Do It Yourself Weather/Climate Data Gathering

Out in the Kenyan city of Meru, a four hour drive north of Kenya’s capital, Nairobi, the Meru University of Science and Technology, MUST, is establishing its own weather station so that students and faculty can take accurate meteorological readings.

Meru University scientists examine their new automatic weather station, a gift from the Kenya Meteorological Department, 2023, Meru, Kenya (Photo courtesy Meru University of Science and Technology)

The university has forged a partnership with the Kenya Meteorological Department to establish a state-of-the-art weather station on the university campus.

The gift of an automatic weather station to MUST from the Kenya Meteorological Department was attended by Vice-Chancellor Professor Romanus Odhiambo, who recognized the value this advanced equipment would bring to various disciplines. He expressed the university’s commitment to the partnership and its enthusiasm for the anticipated positive impact on both education and research.

“As Meru University of Science and Technology takes steps towards fostering innovation and knowledge-sharing, the collaborative weather station project with the Kenya Meteorological Department stands as a testament to MUST’s dedication to quality education and transformative advancements in Science and Technology,” he said.

Equipped with cutting-edge technology, the weather station features four sensors designed to detect crucial parameters: rain, air temperature, humidity, and atmospheric pressure.

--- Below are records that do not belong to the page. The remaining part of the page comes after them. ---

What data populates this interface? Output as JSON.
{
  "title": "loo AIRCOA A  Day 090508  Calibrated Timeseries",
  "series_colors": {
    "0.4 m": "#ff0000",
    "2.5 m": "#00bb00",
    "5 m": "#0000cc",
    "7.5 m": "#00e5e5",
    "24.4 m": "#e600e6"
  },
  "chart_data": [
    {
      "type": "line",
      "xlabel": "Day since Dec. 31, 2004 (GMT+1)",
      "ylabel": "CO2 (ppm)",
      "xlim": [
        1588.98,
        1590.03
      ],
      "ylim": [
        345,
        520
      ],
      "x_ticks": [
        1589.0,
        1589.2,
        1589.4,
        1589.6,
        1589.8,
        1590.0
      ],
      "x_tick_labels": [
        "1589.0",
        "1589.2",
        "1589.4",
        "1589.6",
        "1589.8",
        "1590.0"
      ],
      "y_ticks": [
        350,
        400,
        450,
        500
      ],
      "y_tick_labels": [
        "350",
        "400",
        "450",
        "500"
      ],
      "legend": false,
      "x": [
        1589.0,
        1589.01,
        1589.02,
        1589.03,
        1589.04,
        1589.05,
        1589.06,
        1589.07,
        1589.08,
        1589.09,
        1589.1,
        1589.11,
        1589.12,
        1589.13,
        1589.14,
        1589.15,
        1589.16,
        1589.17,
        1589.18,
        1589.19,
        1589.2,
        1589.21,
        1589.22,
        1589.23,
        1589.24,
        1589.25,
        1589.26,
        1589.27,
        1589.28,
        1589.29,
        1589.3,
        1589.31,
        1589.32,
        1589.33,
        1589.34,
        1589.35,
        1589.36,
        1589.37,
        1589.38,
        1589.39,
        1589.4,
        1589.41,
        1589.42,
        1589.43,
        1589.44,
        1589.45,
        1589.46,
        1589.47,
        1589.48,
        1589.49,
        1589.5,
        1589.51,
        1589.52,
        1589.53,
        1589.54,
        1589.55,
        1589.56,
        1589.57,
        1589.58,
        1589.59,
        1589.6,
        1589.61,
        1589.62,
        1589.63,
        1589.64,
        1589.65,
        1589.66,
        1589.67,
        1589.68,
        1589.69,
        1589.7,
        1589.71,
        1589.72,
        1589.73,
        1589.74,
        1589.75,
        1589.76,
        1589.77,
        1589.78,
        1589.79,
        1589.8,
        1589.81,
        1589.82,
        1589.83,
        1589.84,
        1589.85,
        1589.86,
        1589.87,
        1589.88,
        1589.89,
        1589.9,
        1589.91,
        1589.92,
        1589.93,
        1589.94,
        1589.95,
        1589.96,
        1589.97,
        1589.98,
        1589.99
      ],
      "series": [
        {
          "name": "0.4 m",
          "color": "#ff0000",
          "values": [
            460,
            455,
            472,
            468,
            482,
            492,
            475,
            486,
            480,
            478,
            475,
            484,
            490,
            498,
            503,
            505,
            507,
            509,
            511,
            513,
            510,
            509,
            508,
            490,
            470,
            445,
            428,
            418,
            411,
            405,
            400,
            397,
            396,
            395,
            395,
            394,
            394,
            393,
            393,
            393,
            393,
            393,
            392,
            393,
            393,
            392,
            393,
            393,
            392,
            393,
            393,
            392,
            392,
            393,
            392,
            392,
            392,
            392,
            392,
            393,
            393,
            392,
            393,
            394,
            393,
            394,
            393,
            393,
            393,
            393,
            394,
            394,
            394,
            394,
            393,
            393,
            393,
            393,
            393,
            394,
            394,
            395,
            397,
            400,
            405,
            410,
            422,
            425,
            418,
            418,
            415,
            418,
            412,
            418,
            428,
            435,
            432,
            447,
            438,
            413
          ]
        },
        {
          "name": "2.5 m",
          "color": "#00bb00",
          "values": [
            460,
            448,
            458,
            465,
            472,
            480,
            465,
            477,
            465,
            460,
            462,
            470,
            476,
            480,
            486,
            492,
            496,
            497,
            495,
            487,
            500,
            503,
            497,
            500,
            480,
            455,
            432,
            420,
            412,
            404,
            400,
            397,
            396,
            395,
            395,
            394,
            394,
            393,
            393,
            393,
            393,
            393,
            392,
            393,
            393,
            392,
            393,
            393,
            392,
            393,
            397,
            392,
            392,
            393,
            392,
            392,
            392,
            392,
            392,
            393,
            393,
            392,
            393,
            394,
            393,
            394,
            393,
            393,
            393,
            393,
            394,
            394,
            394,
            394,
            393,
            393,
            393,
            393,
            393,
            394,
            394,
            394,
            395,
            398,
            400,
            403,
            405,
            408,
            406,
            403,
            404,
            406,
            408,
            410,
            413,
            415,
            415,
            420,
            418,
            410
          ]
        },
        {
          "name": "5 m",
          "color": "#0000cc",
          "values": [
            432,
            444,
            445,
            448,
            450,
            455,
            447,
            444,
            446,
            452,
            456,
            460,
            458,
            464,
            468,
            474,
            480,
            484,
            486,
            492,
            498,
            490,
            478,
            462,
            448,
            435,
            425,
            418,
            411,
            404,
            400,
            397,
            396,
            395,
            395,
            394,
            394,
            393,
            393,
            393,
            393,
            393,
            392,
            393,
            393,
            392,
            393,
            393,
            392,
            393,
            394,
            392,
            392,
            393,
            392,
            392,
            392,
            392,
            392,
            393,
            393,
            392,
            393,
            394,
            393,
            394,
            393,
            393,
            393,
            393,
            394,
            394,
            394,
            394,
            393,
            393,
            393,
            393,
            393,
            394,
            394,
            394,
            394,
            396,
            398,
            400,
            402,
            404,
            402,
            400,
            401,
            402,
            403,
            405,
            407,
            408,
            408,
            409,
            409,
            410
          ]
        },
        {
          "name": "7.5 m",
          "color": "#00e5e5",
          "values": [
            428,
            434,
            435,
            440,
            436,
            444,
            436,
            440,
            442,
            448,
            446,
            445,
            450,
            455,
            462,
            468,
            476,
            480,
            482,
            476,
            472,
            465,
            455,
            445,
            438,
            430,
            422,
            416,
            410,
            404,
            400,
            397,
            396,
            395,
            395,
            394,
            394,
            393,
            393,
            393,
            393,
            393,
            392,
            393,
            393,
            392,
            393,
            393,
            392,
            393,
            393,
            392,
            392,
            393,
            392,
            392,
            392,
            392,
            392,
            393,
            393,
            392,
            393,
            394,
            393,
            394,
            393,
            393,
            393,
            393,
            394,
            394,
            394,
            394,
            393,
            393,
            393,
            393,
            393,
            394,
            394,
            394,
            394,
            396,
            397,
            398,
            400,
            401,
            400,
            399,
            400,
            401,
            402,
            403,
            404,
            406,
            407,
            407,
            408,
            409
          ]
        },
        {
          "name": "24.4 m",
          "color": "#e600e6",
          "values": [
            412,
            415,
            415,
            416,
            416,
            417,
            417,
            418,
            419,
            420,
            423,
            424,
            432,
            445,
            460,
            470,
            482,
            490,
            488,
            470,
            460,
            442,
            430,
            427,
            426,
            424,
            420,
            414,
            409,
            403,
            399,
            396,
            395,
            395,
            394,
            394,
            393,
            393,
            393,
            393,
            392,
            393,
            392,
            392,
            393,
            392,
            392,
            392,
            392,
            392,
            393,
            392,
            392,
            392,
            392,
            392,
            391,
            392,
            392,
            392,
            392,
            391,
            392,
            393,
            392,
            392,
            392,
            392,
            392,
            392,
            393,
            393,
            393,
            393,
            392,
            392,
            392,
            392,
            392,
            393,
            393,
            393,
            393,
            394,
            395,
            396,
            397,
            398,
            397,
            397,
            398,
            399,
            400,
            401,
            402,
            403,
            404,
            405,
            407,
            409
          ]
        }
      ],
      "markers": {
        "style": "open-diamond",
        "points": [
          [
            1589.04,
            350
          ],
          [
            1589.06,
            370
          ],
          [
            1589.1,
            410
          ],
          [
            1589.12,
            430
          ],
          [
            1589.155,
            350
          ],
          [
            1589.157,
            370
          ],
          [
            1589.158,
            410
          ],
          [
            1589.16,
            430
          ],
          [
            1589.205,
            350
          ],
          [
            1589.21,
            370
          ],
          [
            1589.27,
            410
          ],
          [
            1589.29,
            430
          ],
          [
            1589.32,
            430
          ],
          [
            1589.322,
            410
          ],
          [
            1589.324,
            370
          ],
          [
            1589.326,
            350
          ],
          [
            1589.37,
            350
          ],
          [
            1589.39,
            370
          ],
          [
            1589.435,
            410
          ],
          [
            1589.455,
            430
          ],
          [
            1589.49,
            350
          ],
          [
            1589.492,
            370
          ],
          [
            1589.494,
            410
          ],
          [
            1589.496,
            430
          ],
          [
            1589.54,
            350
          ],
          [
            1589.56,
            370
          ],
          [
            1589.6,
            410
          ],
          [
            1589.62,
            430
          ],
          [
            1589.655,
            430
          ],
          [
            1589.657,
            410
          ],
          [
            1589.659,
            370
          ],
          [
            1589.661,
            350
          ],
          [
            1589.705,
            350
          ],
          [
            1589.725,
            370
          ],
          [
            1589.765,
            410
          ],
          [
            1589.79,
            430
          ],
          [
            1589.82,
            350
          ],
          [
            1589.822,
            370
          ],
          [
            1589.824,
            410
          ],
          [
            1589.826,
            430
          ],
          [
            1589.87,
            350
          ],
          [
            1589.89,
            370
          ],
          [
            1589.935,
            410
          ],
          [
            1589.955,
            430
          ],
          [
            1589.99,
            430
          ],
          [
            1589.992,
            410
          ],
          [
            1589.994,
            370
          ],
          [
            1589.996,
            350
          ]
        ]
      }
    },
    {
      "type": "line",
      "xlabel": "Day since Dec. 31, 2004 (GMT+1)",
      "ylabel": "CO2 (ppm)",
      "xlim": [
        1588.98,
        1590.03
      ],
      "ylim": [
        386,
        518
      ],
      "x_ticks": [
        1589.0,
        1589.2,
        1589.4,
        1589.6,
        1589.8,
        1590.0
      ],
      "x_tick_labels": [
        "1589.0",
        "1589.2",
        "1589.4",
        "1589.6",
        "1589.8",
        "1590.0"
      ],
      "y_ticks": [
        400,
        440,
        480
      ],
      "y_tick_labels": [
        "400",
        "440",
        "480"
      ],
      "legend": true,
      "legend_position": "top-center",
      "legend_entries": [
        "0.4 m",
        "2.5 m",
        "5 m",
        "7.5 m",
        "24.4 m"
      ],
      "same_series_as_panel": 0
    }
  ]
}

What sets this weather station apart is its innovative fabrication within the country through 3D printing. This unique approach not only highlights Kenya’s technological advancement but also ensures that the station’s sensors are easily replaceable, minimizing downtime in case of malfunction.

This innovative design aligns with MUST’s commitment to providing quality education and research opportunities in the realm of science, technology, and innovation.